LEGGI ANCHE: Malapianta, la Cassazione riconosce la cosca Mannolo di San Leonardo di Cutro – Il Quotidiano del Sud

L’INCHIESTA

 L’inchiesta accorpa le risultanze di due maxi operazioni. L’operazione Malapianta, condotta dalla Guardia di finanza di Crotone, che nel maggio 2019 portò a 35 fermi, mise fine al giogo mafioso imposto dalla cosca su un vasto territorio che da San Leonardo si estende alla fascia jonica catanzarese. Gli inquirenti ritengono di aver dimostrato come il clan, pur dipendente dalla cosca Grande Aracri di Cutro, avesse asservito i villaggi turistici del litorale – specie Porto Kaleo e Serené – e potesse vantare ramificazioni operative in Puglia, Lombardia, Veneto, Emilia Romagna e proiezioni estere. Senza dire del dominio incontrastato nel traffico di droga fra le province di Crotone e Catanzaro e dell’usura, praticata nei confronti di diversi imprenditori anche nel Nord Italia.

La mente imprenditoriale era ritenuto Dante Mannolo, figlio del presunto boss e oggi collaboratore di giustizia. L’operazione Infectio, condotta dal Servizio centrale operativo della polizia e dalle Squadre Mobili di Perugia e Catanzaro, scattata, invece, nel dicembre 2019, avrebbe fatto luce su un’associazione mafiosa, un’associazione finalizzata al traffico di sostanze stupefacenti e di armi clandestine, e un’associazione volta alla commissione reati di natura contabile o economico-finanziaria strumentali alla realizzazione sistematica di frodi bancarie. Nel maggio scorso, la Corte d’Appello di Catanzaro dispose pene per 270 anni nel troncone processuale svoltosi col rito abbreviato.

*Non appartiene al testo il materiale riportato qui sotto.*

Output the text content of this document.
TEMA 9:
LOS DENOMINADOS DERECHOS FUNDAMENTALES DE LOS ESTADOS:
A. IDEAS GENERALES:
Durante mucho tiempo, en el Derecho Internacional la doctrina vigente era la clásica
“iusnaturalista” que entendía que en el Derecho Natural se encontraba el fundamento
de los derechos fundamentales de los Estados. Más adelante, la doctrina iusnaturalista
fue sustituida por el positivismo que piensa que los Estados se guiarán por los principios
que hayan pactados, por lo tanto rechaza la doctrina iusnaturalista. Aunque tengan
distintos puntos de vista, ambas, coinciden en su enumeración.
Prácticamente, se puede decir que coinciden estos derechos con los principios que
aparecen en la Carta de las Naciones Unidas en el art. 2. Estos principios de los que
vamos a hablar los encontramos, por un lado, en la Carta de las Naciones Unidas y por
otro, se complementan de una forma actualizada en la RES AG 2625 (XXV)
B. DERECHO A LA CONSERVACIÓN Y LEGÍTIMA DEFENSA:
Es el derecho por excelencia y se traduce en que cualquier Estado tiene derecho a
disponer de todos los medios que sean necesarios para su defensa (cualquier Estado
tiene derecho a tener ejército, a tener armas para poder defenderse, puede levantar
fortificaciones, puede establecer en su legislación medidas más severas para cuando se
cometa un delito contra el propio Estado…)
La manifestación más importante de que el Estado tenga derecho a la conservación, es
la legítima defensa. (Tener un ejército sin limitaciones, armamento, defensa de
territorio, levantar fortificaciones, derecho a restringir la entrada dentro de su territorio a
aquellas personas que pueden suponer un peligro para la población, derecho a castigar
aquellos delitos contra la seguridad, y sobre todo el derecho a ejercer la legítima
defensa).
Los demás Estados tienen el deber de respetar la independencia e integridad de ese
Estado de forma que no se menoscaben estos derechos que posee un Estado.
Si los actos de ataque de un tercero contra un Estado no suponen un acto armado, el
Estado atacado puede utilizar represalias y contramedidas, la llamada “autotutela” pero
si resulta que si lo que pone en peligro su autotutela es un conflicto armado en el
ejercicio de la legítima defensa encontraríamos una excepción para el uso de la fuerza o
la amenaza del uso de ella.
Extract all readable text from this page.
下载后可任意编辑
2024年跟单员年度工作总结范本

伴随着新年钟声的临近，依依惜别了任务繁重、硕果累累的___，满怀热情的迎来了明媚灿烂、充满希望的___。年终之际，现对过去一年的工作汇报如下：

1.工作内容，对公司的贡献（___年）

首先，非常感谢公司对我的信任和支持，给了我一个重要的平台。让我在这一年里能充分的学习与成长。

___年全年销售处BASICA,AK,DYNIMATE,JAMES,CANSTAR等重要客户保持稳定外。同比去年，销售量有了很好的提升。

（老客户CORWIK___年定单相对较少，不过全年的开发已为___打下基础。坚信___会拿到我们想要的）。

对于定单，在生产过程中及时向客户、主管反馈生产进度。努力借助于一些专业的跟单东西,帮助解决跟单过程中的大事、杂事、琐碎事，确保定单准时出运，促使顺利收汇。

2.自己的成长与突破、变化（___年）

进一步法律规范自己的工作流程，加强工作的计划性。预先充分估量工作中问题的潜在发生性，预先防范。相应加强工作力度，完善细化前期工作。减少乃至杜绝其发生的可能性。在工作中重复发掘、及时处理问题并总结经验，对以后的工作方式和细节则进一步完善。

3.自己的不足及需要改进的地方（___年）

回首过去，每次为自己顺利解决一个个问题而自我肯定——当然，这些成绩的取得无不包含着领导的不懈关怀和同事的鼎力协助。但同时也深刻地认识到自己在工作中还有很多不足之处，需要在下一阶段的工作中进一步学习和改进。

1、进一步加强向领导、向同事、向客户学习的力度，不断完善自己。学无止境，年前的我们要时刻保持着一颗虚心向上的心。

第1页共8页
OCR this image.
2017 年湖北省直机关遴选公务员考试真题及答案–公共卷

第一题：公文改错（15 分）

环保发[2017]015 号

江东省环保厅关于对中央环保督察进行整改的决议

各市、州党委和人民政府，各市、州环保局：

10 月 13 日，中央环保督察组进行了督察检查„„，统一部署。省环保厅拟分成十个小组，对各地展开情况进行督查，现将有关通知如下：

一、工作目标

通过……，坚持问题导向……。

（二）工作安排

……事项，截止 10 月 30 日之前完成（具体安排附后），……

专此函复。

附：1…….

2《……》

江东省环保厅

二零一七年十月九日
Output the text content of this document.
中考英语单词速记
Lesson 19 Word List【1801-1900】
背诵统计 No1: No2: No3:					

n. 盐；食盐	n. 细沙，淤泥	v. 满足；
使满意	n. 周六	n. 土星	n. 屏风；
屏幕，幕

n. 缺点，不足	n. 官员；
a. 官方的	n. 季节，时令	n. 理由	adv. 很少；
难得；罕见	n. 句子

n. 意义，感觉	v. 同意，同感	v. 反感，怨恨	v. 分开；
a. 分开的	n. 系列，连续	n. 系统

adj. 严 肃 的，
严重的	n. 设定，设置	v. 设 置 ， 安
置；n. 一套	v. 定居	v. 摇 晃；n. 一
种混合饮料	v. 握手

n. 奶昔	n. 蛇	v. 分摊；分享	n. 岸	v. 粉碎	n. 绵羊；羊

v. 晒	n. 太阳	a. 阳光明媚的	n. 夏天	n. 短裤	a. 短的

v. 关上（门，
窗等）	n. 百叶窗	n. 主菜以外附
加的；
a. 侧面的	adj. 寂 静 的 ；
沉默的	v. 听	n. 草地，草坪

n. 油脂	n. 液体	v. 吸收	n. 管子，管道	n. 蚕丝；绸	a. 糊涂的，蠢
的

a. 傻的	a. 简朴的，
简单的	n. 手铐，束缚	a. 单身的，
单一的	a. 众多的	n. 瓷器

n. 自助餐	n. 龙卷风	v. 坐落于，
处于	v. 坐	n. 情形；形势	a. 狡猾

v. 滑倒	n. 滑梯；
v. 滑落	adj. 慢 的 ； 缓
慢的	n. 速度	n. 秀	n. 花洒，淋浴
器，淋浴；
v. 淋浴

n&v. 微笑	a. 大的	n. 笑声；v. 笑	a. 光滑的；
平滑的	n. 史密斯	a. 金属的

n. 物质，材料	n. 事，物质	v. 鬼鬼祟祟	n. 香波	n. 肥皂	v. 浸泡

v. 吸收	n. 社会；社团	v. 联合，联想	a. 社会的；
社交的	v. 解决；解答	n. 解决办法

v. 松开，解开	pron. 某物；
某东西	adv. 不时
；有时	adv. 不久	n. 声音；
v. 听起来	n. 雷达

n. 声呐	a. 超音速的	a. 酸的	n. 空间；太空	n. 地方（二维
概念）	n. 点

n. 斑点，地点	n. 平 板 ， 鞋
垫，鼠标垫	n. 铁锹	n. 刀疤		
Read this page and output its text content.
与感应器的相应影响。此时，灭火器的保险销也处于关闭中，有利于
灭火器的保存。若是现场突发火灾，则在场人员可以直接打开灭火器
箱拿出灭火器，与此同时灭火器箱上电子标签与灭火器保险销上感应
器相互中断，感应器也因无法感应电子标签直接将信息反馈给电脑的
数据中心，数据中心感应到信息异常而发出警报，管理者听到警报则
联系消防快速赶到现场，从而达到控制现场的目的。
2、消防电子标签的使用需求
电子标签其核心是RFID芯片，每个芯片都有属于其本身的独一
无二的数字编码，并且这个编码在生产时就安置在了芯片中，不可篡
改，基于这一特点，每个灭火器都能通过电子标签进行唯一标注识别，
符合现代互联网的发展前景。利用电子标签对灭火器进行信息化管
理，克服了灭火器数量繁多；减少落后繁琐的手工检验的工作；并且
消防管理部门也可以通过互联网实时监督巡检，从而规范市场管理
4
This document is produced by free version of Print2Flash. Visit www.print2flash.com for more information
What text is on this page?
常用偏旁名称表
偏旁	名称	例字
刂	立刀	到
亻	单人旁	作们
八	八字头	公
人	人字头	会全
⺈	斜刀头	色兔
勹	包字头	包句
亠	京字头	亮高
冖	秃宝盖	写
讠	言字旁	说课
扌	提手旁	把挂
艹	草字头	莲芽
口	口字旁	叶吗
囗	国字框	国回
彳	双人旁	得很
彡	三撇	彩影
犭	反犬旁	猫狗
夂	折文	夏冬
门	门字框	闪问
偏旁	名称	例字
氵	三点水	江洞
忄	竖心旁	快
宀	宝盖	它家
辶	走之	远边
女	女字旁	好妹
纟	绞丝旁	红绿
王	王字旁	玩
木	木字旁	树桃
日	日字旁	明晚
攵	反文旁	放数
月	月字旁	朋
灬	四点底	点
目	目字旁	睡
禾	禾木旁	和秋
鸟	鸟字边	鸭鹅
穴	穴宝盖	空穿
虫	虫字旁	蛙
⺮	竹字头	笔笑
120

Gli imputati erano difesi dagli avvocati Nuccio Barbuto, Paolo Carnuccio, Antonio Cozza, Salvatore Iannone, Pietro Pitari, Valerio Vianello Accorretti, Gregorio Viscomi.

LE DECISIONI

Ecco le decisioni posizione per posizione (in parentesi quelle di primo e secondo grado).

  1. Alberto Benincasa (di 45 anni), di Perugia: 3 anni e 6 mesi (4 anni e 6 mesi; 3 anni e 6 mesi).
  2. Giuseppe Benincasa (71), nato a Cerenzia e residente a Perugia: annullamento con rinvio (17 anni e 2 mesi; 7 anni).
  3. Antonio De Franco (58), nato a Cirò Marina e domiciliato ad Assisi: 7 anni (13 anni; 7 anni).
  4. Ciro Di Macco (68), di Fiuggi: 2 anni (3 anni e 6 mesi; 2 anni).
  5. Francesco Falcone (68), di Cutro: 15 anni e 9 mesi (16 anni; 15 anni e 9 mesi).
  6. Roberto Fusari (60), di Perugia: annullamento con rinvio (3 anni e 9 mesi; 2 anni e 6 mesi).
  7. Antonella Bevilacqua (40), di Crotone: 11 anni (11 anni; 11 anni).
  8. Mario Cicerone (67), di Rieti: annullamento con rinvio (7 anni e 6 mesi; 4 anni e 6 mesi).
  9. Luca Trabucco Mancuso (35), di Perugia: 3 anni (4 anni; 3 anni).
  10. Paolo Menicucci (71), di Corciano: annullamento con rinvio (5 anni; 3 anni).
  11. Luigi Giappichini (52), di Perugia: 5 anni (5 anni; 7 mesi).
  12. Alfonso Mannolo (85), di Cutro: 30 anni (30 anni; 30 anni).
  13. Remo Mannolo (52), di Cutro: annullamento con rinvio (19 anni; 19 anni).
  14. Annunziato Profiti (57), di Vibo: annullamento con rinvio (4 anni; 4 anni).
  15. Pasquale Profiti (60), di Vibo: 5 anni (7 anni; 5 anni).
  16. Renzo Tiburzi (74), di Foligno: annullamento con rinvio (3 anni; 2 anni).